NEW ZULLUND FALLS APART

I don’t know if you’ve noticed, but all the mountains in NZ are more or less the same shape – peaky with steep sides (at 33 degrees if you want to know, according to my iPhone theodolite).  And with plenty of rock screes, landslips and the like.

Well, it’s all to do with what the mountains are made of.  Here it is:

This is the stuff at the top.  Called ‘greywacke’ as you might expect.  This was underwater only recently – it’s basically flooring material.  Stands to reason that if you make mountains of it – which is basically sandy stuff with stones in it, then they aren’t going to last.  And they don’t, they simply fall apart.  You won’t get more than a couple of million years out of shoddy material like this.

In fact they reckon that in the last 15 million years the mountains have risen 20,000 metres, but because of erosion they are still only 4,000 metres high.

Quality, mate, quality is what matters.
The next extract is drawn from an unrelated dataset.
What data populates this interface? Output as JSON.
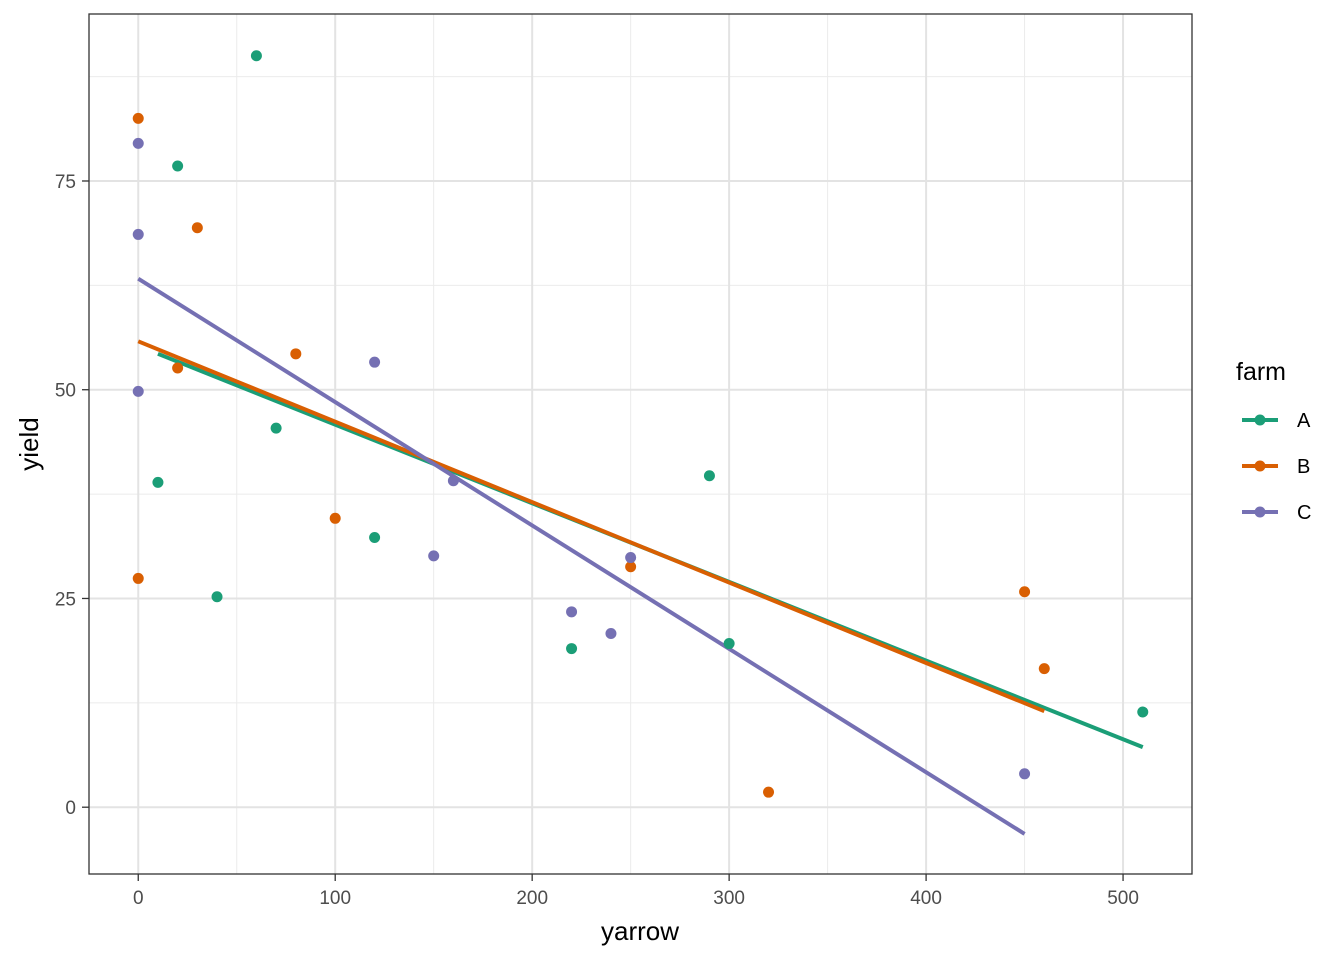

Just imagine if they had used granite instead of this rubbish.  Mountains 20 km high by now.  Everest phooey.  I rest my case.

2 thoughts on “NEW ZULLUND FALLS APART

    • Yep, it’s not what you expect. Things are happening fast in NZ. In fact the top of Mt Cook was underwater less than 1 million years ago. The mountains are rising at the rate of about 1 metre per 100 years. Which means in 200,000 years they rise 200 metres. Not a lot of time in geologial terms.